Among his innovations is a "poison umbrella" - a miniature injector the size of a matchhead, which, when pushed into the tumour, opens up to inject several sites at once, leading to the destruction of the entire tumour within weeks.

Professor Cuschieri told the BBC: "If we take an ordinary needle you can only inject along the line of the needle, so you need to go several times and this increases the risks and the complication. "The development of a multi-point injector was precisely to overcome this problem."

A new university department of Surgery and Molecular Oncology is to be created at the University of Dundee, funded by the results of a £4m fundraising campaign.

The new centre will house around 60 scientists who will start intensive trials of new therapies.

At present, even if the cancer is located in just one spot, chemotherapy treatments can affect the entire body and only a fraction of the dose arrives at and attacks the tumour.

Drug delivery route


[ image: The latest surgical techniques will be used]
The latest surgical techniques will be used
Sophisticated imaging equipment at the university will help doctors pinpoint exactly where a malignant tumour is situated.

Then a tiny access to the cancer will be opened up by Sir Alfred's team, and the treatment applied in a concentrated form.

The "drug delivery route" will be left open after the surgery so repeated doses can be given.

Sir Alfred said: "One of the great problems with today's cancer treatments is the dreadful side effects suffered by patients due to the "blunderbuss" rather than "sniper" approach to targetting diseased cells.

"The techniques of minimal access surgery and advanced imaging which we have developed in Dundee will permit application of new treatments directly to the tumour, thus potentially greatly reducing side effects."

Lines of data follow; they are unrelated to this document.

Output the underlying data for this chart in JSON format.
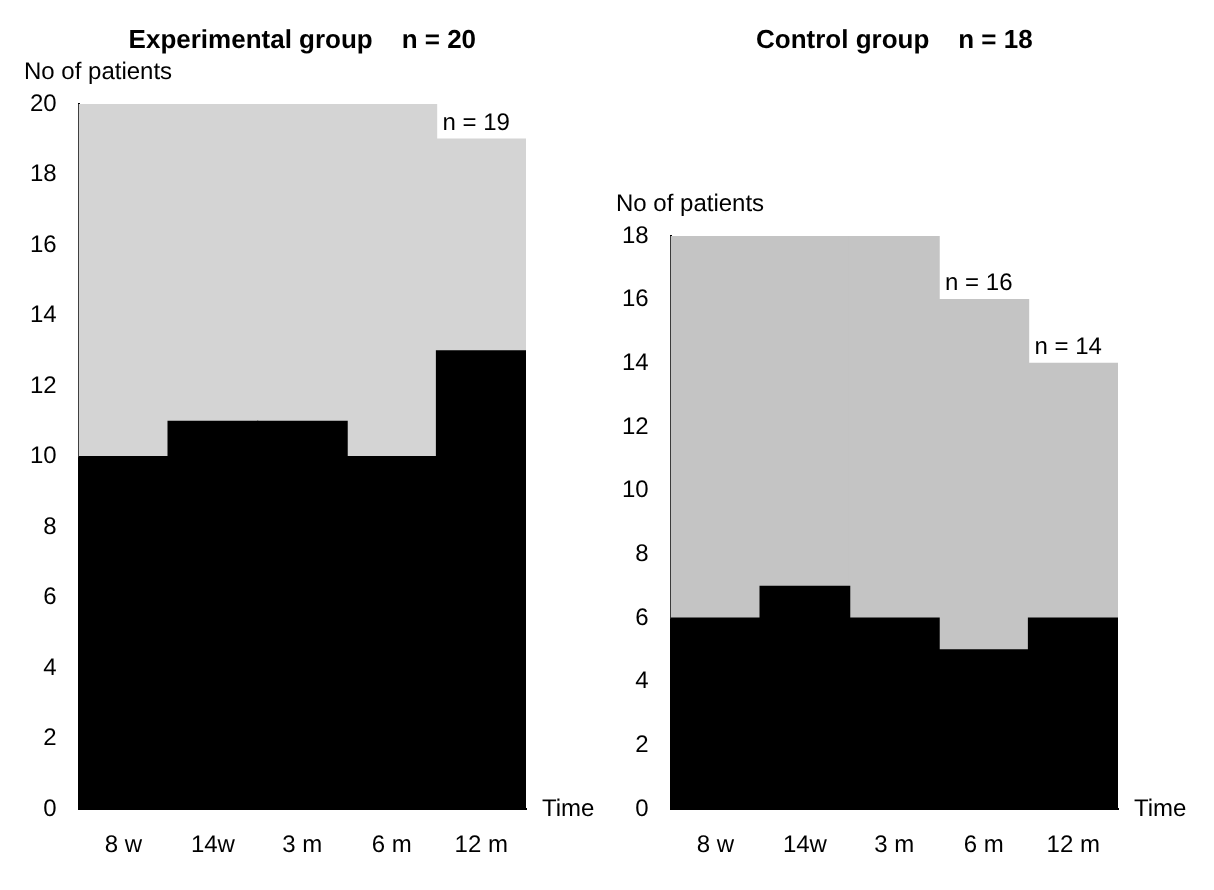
{
  "chart_data": [
    {
      "type": "bar",
      "title": "Experimental group    n = 20",
      "xlabel": "Time",
      "ylabel": "No of patients",
      "categories": [
        "8 w",
        "14w",
        "3 m",
        "6 m",
        "12 m"
      ],
      "stacked": true,
      "series": [
        {
          "color": "#000000",
          "values": [
            10,
            11,
            11,
            10,
            13
          ]
        },
        {
          "color": "#d4d4d4",
          "values": [
            10,
            9,
            9,
            10,
            6
          ]
        }
      ],
      "ylim": [
        0,
        20
      ],
      "yticks": [
        0,
        2,
        4,
        6,
        8,
        10,
        12,
        14,
        16,
        18,
        20
      ],
      "annotations": [
        {
          "text": "n = 19",
          "x": "12 m",
          "y": 19
        }
      ]
    },
    {
      "type": "bar",
      "title": "Control group    n = 18",
      "xlabel": "Time",
      "ylabel": "No of patients",
      "categories": [
        "8 w",
        "14w",
        "3 m",
        "6 m",
        "12 m"
      ],
      "stacked": true,
      "series": [
        {
          "color": "#000000",
          "values": [
            6,
            7,
            6,
            5,
            6
          ]
        },
        {
          "color": "#c4c4c4",
          "values": [
            12,
            11,
            12,
            11,
            8
          ]
        }
      ],
      "ylim": [
        0,
        18
      ],
      "yticks": [
        0,
        2,
        4,
        6,
        8,
        10,
        12,
        14,
        16,
        18
      ],
      "annotations": [
        {
          "text": "n = 16",
          "x": "6 m",
          "y": 16
        },
        {
          "text": "n = 14",
          "x": "12 m",
          "y": 14
        }
      ]
    }
  ]
}
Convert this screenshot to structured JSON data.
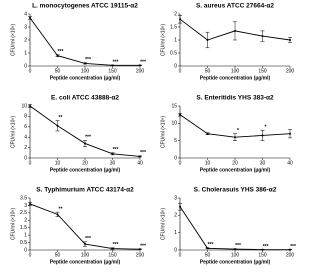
{
  "chart_data": [
    {
      "type": "line",
      "title": "L. monocytogenes ATCC 19115-α2",
      "x_label": "Peptide concentration (µg/ml)",
      "y_label": "CFU/ml (×10⁸)",
      "x": [
        0,
        50,
        100,
        150,
        200
      ],
      "values": [
        3.7,
        0.8,
        0.2,
        0.05,
        0.05
      ],
      "errors": [
        0.1,
        0.08,
        0.05,
        0.02,
        0.02
      ],
      "significance": [
        null,
        "***",
        "***",
        "***",
        "***"
      ],
      "color": "#000000",
      "xlim": [
        0,
        200
      ],
      "xticks": [
        0,
        50,
        100,
        150,
        200
      ],
      "ylim": [
        0,
        4
      ],
      "yticks": [
        0,
        1,
        2,
        3,
        4
      ]
    },
    {
      "type": "line",
      "title": "S. aureus ATCC 27664-α2",
      "x_label": "Peptide concentration (µg/ml)",
      "y_label": "CFU/ml (×10⁸)",
      "x": [
        0,
        50,
        100,
        150,
        200
      ],
      "values": [
        1.8,
        1.0,
        1.35,
        1.15,
        1.0
      ],
      "errors": [
        0.15,
        0.3,
        0.35,
        0.2,
        0.1
      ],
      "significance": [
        null,
        null,
        null,
        null,
        null
      ],
      "color": "#000000",
      "xlim": [
        0,
        200
      ],
      "xticks": [
        0,
        50,
        100,
        150,
        200
      ],
      "ylim": [
        0,
        2
      ],
      "yticks": [
        0,
        0.5,
        1,
        1.5,
        2
      ]
    },
    {
      "type": "line",
      "title": "E. coli ATCC 43888-α2",
      "x_label": "Peptide concentration (µg/ml)",
      "y_label": "CFU/ml (×10⁸)",
      "x": [
        0,
        10,
        20,
        30,
        40
      ],
      "values": [
        10,
        6.2,
        2.8,
        0.8,
        0.3
      ],
      "errors": [
        0.3,
        1.0,
        0.6,
        0.2,
        0.1
      ],
      "significance": [
        null,
        "**",
        "***",
        "***",
        "***"
      ],
      "color": "#000000",
      "xlim": [
        0,
        40
      ],
      "xticks": [
        0,
        10,
        20,
        30,
        40
      ],
      "ylim": [
        0,
        10
      ],
      "yticks": [
        0,
        2,
        4,
        6,
        8,
        10
      ]
    },
    {
      "type": "line",
      "title": "S. Enteritidis YHS 383-α2",
      "x_label": "Peptide concentration (µg/ml)",
      "y_label": "CFU/ml (×10⁸)",
      "x": [
        0,
        10,
        20,
        30,
        40
      ],
      "values": [
        12.5,
        7,
        6,
        6.5,
        7
      ],
      "errors": [
        0.4,
        0.3,
        1.0,
        1.5,
        1.2
      ],
      "significance": [
        null,
        null,
        "*",
        "*",
        null
      ],
      "color": "#000000",
      "xlim": [
        0,
        40
      ],
      "xticks": [
        0,
        10,
        20,
        30,
        40
      ],
      "ylim": [
        0,
        15
      ],
      "yticks": [
        0,
        5,
        10,
        15
      ]
    },
    {
      "type": "line",
      "title": "S. Typhimurium ATCC 43174-α2",
      "x_label": "Peptide concentration (µg/ml)",
      "y_label": "CFU/ml (×10⁸)",
      "x": [
        0,
        50,
        100,
        150,
        200
      ],
      "values": [
        3.1,
        2.4,
        0.4,
        0.1,
        0.05
      ],
      "errors": [
        0.1,
        0.15,
        0.15,
        0.05,
        0.02
      ],
      "significance": [
        null,
        "**",
        "***",
        "***",
        "***"
      ],
      "color": "#000000",
      "xlim": [
        0,
        200
      ],
      "xticks": [
        0,
        50,
        100,
        150,
        200
      ],
      "ylim": [
        0,
        3.5
      ],
      "yticks": [
        0,
        0.5,
        1,
        1.5,
        2,
        2.5,
        3,
        3.5
      ]
    },
    {
      "type": "line",
      "title": "S. Cholerasuis YHS 386-α2",
      "x_label": "Peptide concentration (µg/ml)",
      "y_label": "CFU/ml (×10⁸)",
      "x": [
        0,
        50,
        100,
        150,
        200
      ],
      "values": [
        2.5,
        0.1,
        0.05,
        0.02,
        0.02
      ],
      "errors": [
        0.2,
        0.03,
        0.02,
        0.01,
        0.01
      ],
      "significance": [
        null,
        "***",
        "***",
        "***",
        "***"
      ],
      "color": "#000000",
      "xlim": [
        0,
        200
      ],
      "xticks": [
        0,
        50,
        100,
        150,
        200
      ],
      "ylim": [
        0,
        3
      ],
      "yticks": [
        0,
        1,
        2,
        3
      ]
    }
  ]
}
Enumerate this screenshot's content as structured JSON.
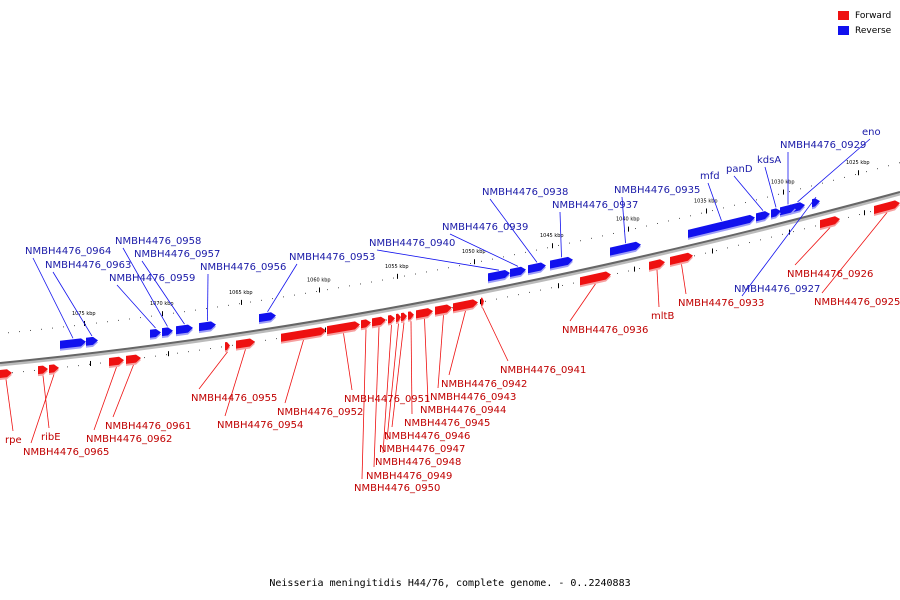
{
  "legend": [
    {
      "label": "Forward",
      "color": "#ee1111"
    },
    {
      "label": "Reverse",
      "color": "#1111ee"
    }
  ],
  "caption": "Neisseria meningitidis H44/76, complete genome. - 0..2240883",
  "colors": {
    "forward": "#ee1111",
    "reverse": "#1111ee",
    "backbone": "#666666",
    "forward_label": "#c00000",
    "reverse_label": "#1a1aa8"
  },
  "ticks": [
    "1025 kbp",
    "1030 kbp",
    "1035 kbp",
    "1040 kbp",
    "1045 kbp",
    "1050 kbp",
    "1055 kbp",
    "1060 kbp",
    "1065 kbp",
    "1070 kbp",
    "1075 kbp"
  ],
  "genes": [
    {
      "name": "eno",
      "strand": "reverse"
    },
    {
      "name": "NMBH4476_0929",
      "strand": "reverse"
    },
    {
      "name": "kdsA",
      "strand": "reverse"
    },
    {
      "name": "panD",
      "strand": "reverse"
    },
    {
      "name": "mfd",
      "strand": "reverse"
    },
    {
      "name": "NMBH4476_0935",
      "strand": "reverse"
    },
    {
      "name": "NMBH4476_0937",
      "strand": "reverse"
    },
    {
      "name": "NMBH4476_0938",
      "strand": "reverse"
    },
    {
      "name": "NMBH4476_0939",
      "strand": "reverse"
    },
    {
      "name": "NMBH4476_0940",
      "strand": "reverse"
    },
    {
      "name": "NMBH4476_0953",
      "strand": "reverse"
    },
    {
      "name": "NMBH4476_0956",
      "strand": "reverse"
    },
    {
      "name": "NMBH4476_0957",
      "strand": "reverse"
    },
    {
      "name": "NMBH4476_0958",
      "strand": "reverse"
    },
    {
      "name": "NMBH4476_0959",
      "strand": "reverse"
    },
    {
      "name": "NMBH4476_0963",
      "strand": "reverse"
    },
    {
      "name": "NMBH4476_0964",
      "strand": "reverse"
    },
    {
      "name": "NMBH4476_0927",
      "strand": "reverse"
    },
    {
      "name": "NMBH4476_0926",
      "strand": "forward"
    },
    {
      "name": "NMBH4476_0925",
      "strand": "forward"
    },
    {
      "name": "NMBH4476_0933",
      "strand": "forward"
    },
    {
      "name": "mltB",
      "strand": "forward"
    },
    {
      "name": "NMBH4476_0936",
      "strand": "forward"
    },
    {
      "name": "NMBH4476_0941",
      "strand": "forward"
    },
    {
      "name": "NMBH4476_0942",
      "strand": "forward"
    },
    {
      "name": "NMBH4476_0943",
      "strand": "forward"
    },
    {
      "name": "NMBH4476_0944",
      "strand": "forward"
    },
    {
      "name": "NMBH4476_0945",
      "strand": "forward"
    },
    {
      "name": "NMBH4476_0946",
      "strand": "forward"
    },
    {
      "name": "NMBH4476_0947",
      "strand": "forward"
    },
    {
      "name": "NMBH4476_0948",
      "strand": "forward"
    },
    {
      "name": "NMBH4476_0949",
      "strand": "forward"
    },
    {
      "name": "NMBH4476_0950",
      "strand": "forward"
    },
    {
      "name": "NMBH4476_0951",
      "strand": "forward"
    },
    {
      "name": "NMBH4476_0952",
      "strand": "forward"
    },
    {
      "name": "NMBH4476_0954",
      "strand": "forward"
    },
    {
      "name": "NMBH4476_0955",
      "strand": "forward"
    },
    {
      "name": "NMBH4476_0961",
      "strand": "forward"
    },
    {
      "name": "NMBH4476_0962",
      "strand": "forward"
    },
    {
      "name": "ribE",
      "strand": "forward"
    },
    {
      "name": "NMBH4476_0965",
      "strand": "forward"
    },
    {
      "name": "rpe",
      "strand": "forward"
    }
  ]
}
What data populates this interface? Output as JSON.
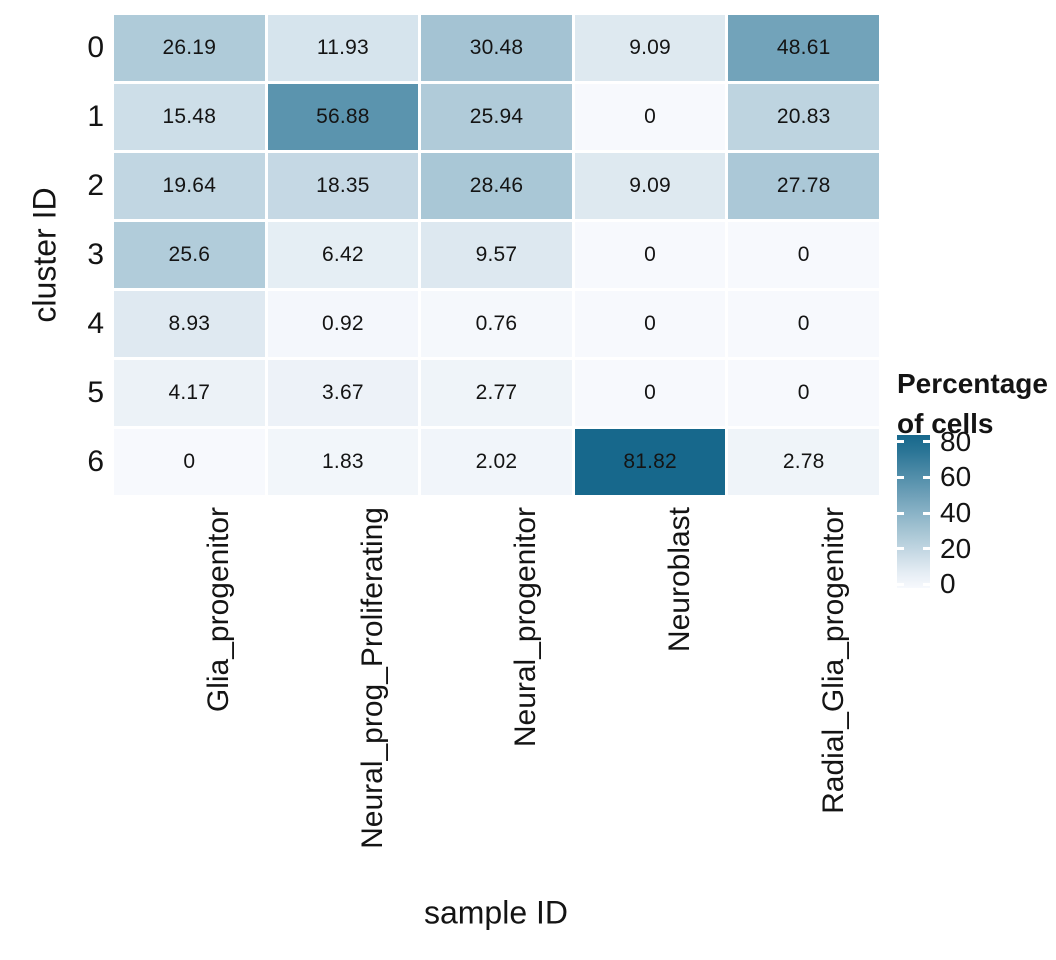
{
  "chart_data": {
    "type": "heatmap",
    "title": "",
    "xlabel": "sample ID",
    "ylabel": "cluster ID",
    "x_categories": [
      "Glia_progenitor",
      "Neural_prog_Proliferating",
      "Neural_progenitor",
      "Neuroblast",
      "Radial_Glia_progenitor"
    ],
    "y_categories": [
      "0",
      "1",
      "2",
      "3",
      "4",
      "5",
      "6"
    ],
    "values": [
      [
        26.19,
        11.93,
        30.48,
        9.09,
        48.61
      ],
      [
        15.48,
        56.88,
        25.94,
        0,
        20.83
      ],
      [
        19.64,
        18.35,
        28.46,
        9.09,
        27.78
      ],
      [
        25.6,
        6.42,
        9.57,
        0,
        0
      ],
      [
        8.93,
        0.92,
        0.76,
        0,
        0
      ],
      [
        4.17,
        3.67,
        2.77,
        0,
        0
      ],
      [
        0,
        1.83,
        2.02,
        81.82,
        2.78
      ]
    ],
    "legend": {
      "title_lines": [
        "Percentage",
        "of cells"
      ],
      "tick_values": [
        80,
        60,
        40,
        20,
        0
      ],
      "tick_labels": [
        "80",
        "60",
        "40",
        "20",
        "0"
      ]
    },
    "color_scale": {
      "low": "#f7f9fd",
      "high": "#17688c",
      "domain": [
        0,
        81.82
      ]
    },
    "grid_lines": false,
    "legend_position": "right"
  }
}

The tool Professor Lane hopes to use to treat cancer cells is a protein called "P53", which, in normal cells, prevents them growing out of control - but which is absent in tumour cells.

Professor Lane discovered the gene which controls the production of P53.

He said: "In the laboratory when we introduce these proteins back into tumour cells we can show dramatic curative effects."

Professor Gordon McVie, Director General Of the Cancer Research Campaign, said: "I am confident that this very exciting partnership between scientist and surgeon will help put the brakes on cancer."